Участковый посмотрел на очередного «героя» произошедшей накануне потасовки: «Теребнев. Буйная голова. Хотя не из отпетых. Что делать-то с ним? Привлекать — вроде жалко. Сирота. Мать недавно умерла».
—Слушай, парень, — произнес вслух инспектор, — даю тебе шанс. Есть у нас направление в пожарное училище, во Львов. Поедешь?
     
Владимир согласился, что называется, с ходу. Он уже пробовал поступить в институт, Брянский машиностроительный. Да подвела самоуверенность — к экзаменам не готовился и недобрал до проходного балла. А тут представилась такая возможность!
     
Прибыв в ПТУ, Теребнев понял, что создан именно для такой жизни. Дисциплина, порядок, спорт. Сыт, обут, одет. И не соскучишься. Особенно на дежурстве в учебной части.
     
Как-то раз выехали они по вызову в Львовскую область. Посреди поля горела скирда соломы. «За полчаса управимся», — обрадованно подумал Теребнев. И ошибся.
     
Подали стволы. Залили огонь. Едва скатали рукава, пламя взметнулось опять. Снова залили. И — та же история. Так курсанты познакомились с коварством «материалов трубчатой конструкции». Пришлось разбирать соломенную «гору» и проливать слой за слоем. Всю ночь провозились.
     
Усердие Владимира к учебе вскоре было замечено: поставили во главе отделения. Тогда-то он на всю жизнь усвоил, что власть прочна не уставами, а авторитетом командира. Нет другого способа обрести по-настоящему прочное уважение, кроме как быть лучшим в строю, на занятиях. Он и был впереди. А ведь в отделении все тринадцать человек — украинцы, чье служебное рвение вошло в поговорку. Многие из них и поныне в строю, возглавляют областные и городские управления пожарной охраны на Украине. Двое — в Москве: полковник Николай Афанасьевич Пинкевич — начальник УГГ1С Северного округа, полковник Евгений Тимофеевич Шурин, вообще, с Теребневым бок о бок — руководит одной из кафедр в институте пожарной безопасности.
     
Был у сержанта под началом еще один курсант, имя которого позже станет известно на весь Союз.
     
...Дневальный провел в казарму парней, приехавших поступать.

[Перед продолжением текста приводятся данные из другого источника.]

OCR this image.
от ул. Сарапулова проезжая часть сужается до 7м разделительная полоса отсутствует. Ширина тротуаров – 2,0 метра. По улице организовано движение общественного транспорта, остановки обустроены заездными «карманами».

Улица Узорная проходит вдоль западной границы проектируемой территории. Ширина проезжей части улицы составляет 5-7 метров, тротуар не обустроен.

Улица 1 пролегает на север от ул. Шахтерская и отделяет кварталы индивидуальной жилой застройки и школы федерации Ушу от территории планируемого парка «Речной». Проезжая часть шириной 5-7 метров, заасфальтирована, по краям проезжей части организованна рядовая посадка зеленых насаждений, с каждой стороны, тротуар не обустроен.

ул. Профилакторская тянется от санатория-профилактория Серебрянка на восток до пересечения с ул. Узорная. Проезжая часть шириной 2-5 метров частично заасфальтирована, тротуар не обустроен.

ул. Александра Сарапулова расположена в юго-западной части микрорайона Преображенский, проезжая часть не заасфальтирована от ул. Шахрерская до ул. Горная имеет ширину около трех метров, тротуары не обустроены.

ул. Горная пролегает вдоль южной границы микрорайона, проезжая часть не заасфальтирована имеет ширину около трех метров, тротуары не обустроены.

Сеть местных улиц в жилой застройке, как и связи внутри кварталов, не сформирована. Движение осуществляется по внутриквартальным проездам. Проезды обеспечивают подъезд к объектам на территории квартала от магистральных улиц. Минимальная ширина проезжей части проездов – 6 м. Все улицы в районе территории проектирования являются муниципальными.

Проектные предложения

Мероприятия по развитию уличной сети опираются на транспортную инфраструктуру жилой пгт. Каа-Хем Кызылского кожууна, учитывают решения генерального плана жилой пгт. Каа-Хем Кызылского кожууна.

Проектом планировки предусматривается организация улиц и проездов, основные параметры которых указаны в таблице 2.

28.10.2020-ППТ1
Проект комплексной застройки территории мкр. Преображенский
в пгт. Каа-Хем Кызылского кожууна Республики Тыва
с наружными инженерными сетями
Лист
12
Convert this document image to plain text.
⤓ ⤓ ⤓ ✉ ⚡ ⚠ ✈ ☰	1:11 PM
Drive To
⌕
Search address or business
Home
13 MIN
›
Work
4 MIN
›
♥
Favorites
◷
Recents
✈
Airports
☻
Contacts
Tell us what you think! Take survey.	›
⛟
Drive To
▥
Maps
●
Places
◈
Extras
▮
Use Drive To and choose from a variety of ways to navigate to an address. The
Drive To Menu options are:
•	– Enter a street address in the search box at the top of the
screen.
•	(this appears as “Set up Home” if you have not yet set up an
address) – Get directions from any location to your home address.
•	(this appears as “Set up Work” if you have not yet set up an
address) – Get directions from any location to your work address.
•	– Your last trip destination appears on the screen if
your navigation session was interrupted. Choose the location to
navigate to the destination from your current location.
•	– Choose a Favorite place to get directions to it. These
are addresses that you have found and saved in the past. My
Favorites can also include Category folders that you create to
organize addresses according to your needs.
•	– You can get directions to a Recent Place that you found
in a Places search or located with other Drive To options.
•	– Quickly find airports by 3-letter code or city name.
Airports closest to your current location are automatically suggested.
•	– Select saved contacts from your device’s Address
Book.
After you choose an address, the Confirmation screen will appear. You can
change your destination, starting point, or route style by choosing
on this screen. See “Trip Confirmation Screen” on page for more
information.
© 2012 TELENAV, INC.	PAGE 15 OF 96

Кивнул:
—Размещайтесь.
     
Володя подошел к облюбованной кровати. Рядом, сидя на корточках, раскладывал в тумбочке пожитки худенький темноволосый паренек. Делал он это с удивительной тщательностью. Зубная щетка, порошок, мыло — каждую вещь на свое место. Потом поднялся:
—Привет, — протянул будущему соседу руку. — Будем знакомы: Максимчук Владимир.
—О, да мы тезки!
     
Все два с половиной года во Львове прожили они вместе. Сдружились. Необычайные упорство и педантичность Максимчука уже тогда проявились. Единственная «поблажка», которую себе позволял, — носил волосы чуть длиннее положенного: любил красивую прическу. А так — жил по уставу. Когда Теребнева командиром назначили, иные взбрыкивать пытались. Максимчук же субординацию соблюдал. Понимание дисциплины у него было железное: дружба дружбой, а служба службой.
     
Позже, в Москве, задатки и вовсе расцвели: двух месяцев не прошло, а двадцатилетнего лейтенанта «сделали» заместителем начальника 2-й части. Случай небывалый. Еще через десять месяцев — доверили 50-ю роту. А «замом» к нему определили... Теребнева. Вот так «махнулись» местами: командир стал подчиненным. Впрочем, ни малейшего неудобства от этого последний не испытывал. Было видно: трудоголик и фанатик службы Максимчук на голову превосходит многих молодых офицеров.
     
Вскоре он развернулся так, что диву давались. В короткое время часть оказалась оборудована лучше остальных в отряде. Все до блеска начищено. Столы, стулья, шкафы — с фабрики, делавшей мебель для Совмина! В казарме настелили паркетные полы. Это благодаря личным контактам ротного с руководством предприятия, находившегося в районе выезда. Правда, хозяйственные изыски чуть было не закончились плачевно.
     
В гом же здании размещались солдаты 2-й и 14-й частей. Владимир Михайлович был старшим по этому «мини-гарнизону». Конечно, он в дела «чужих» подразделений не лез, но за общим порядком, за работой авточасти, дежурствами в столовой следил строго. За нарушения спрашивал круто, чем, вкупе с хозяйственностью, быстро нажил себе «доброжелателей». В один «прекрасный» день на стол начальника ГУВД города лег донос на Максимчука и Теребнева. Обвинения в анонимке содержались серьезные: отказ солдат от приема пищи, рукоприкладство командиров, кража краски на ремонт казармы. Старший инспектор политотдела, приехавший для проверки, в качестве руководства к действию располагал собственноручной резолюцией начальника главка генерал-лейтенанта Козлова: «При подтверждении любого из фактов — уволить из органов». Благо, ни один из них не подтвердился.
     
Спустя год еще раз вместе угодили в переплет.
     
В отряде не хватало оперативных дежурных. Оба они, к тому времени уже ротные командиры, стали «поддежуривать». Приехав как-то в УПО, получают от начальника отделения боевой подготовки Ракитянского нагоняй за какие-то мелкие недочеты. Дернуло же ляпнуть в ответ:
—Да разорваться нам, что ли! Воспитательная работа, хозчасть, пожары. И все — сию минуту! Мы уж не знаем, к чему вперед прикладывать силы...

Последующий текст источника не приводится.